Which collider should follow the LHC, and what is the role of the US/Fermilab in realising such a project?
No matter which collider is chosen, there is still a lot of R&D required for any path concerning magnets, radiofrequency cavities and detectors. This R&D is crucial to multiple applications. I would advocate the development of these capabilities to push the state of the art for accelerators and detectors in the near future. Future colliders are an important component of the current Snowmass/P5 community planning exercise. Here, Fermilab is aligned with the previous P5 and is committed to following the next P5 recommendations.
How would you describe high-energy physics today compared to when you entered the field?
In the 1980s, the major building blocks of the Standard Model were largely in place, and the focus of the field was to experimentally verify many of its predictions. Today, the Standard Model is much more thoroughly tested, but there is evidence that it does not completely describe the whole picture.

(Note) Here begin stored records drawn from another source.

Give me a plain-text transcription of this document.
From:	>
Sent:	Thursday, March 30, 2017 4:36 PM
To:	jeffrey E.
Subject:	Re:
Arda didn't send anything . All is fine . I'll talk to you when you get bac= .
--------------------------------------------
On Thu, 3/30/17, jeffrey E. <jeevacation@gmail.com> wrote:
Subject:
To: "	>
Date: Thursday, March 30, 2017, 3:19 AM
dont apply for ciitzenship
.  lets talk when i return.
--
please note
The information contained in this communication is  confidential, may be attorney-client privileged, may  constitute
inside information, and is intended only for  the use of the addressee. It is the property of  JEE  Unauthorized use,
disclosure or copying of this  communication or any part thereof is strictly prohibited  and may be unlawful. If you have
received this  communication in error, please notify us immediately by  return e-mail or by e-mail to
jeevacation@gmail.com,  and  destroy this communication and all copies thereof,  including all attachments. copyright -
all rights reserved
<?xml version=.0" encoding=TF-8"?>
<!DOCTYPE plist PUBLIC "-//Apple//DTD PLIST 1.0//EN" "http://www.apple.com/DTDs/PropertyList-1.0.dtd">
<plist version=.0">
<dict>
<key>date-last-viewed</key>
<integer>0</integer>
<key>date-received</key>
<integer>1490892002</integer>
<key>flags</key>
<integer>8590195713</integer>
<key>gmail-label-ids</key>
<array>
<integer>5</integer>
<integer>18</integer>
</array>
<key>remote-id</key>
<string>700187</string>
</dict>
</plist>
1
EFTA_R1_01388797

The upcoming century promises a fascinating array of ground-breaking discoveries
A lot of present-day research is about physics beyond the Standard Model, including dark matter, dark energy and the question of matter–antimatter asymmetry in the universe. In parallel, technologies have advanced tremendously since the 1980s, enabling unprecedented precision, parameter reach and new discoveries. This applies to accelerators, telescopes, detectors and computing. The upcoming century promises a fascinating array of groundbreaking discoveries, all of which will fundamentally further our understanding of the universe.
What can be done to ensure that there are more female laboratory directors worldwide?
I think it is important to increase the pipeline, starting with efforts to attract young people in elementary and high school. We need to look at changing the cultural perspective that women can’t do STEM and get to the point where the entire culture is open-minded. We also need to change the make-up of the committees.
It is important to encourage females to take on leadership positions and then support and empower them with enlightened mentors. Once they develop their careers, we will have a much bigger pool for future lab directors. We must inspire and empower young girls and women to follow their dreams, and help them stay focused to succeed.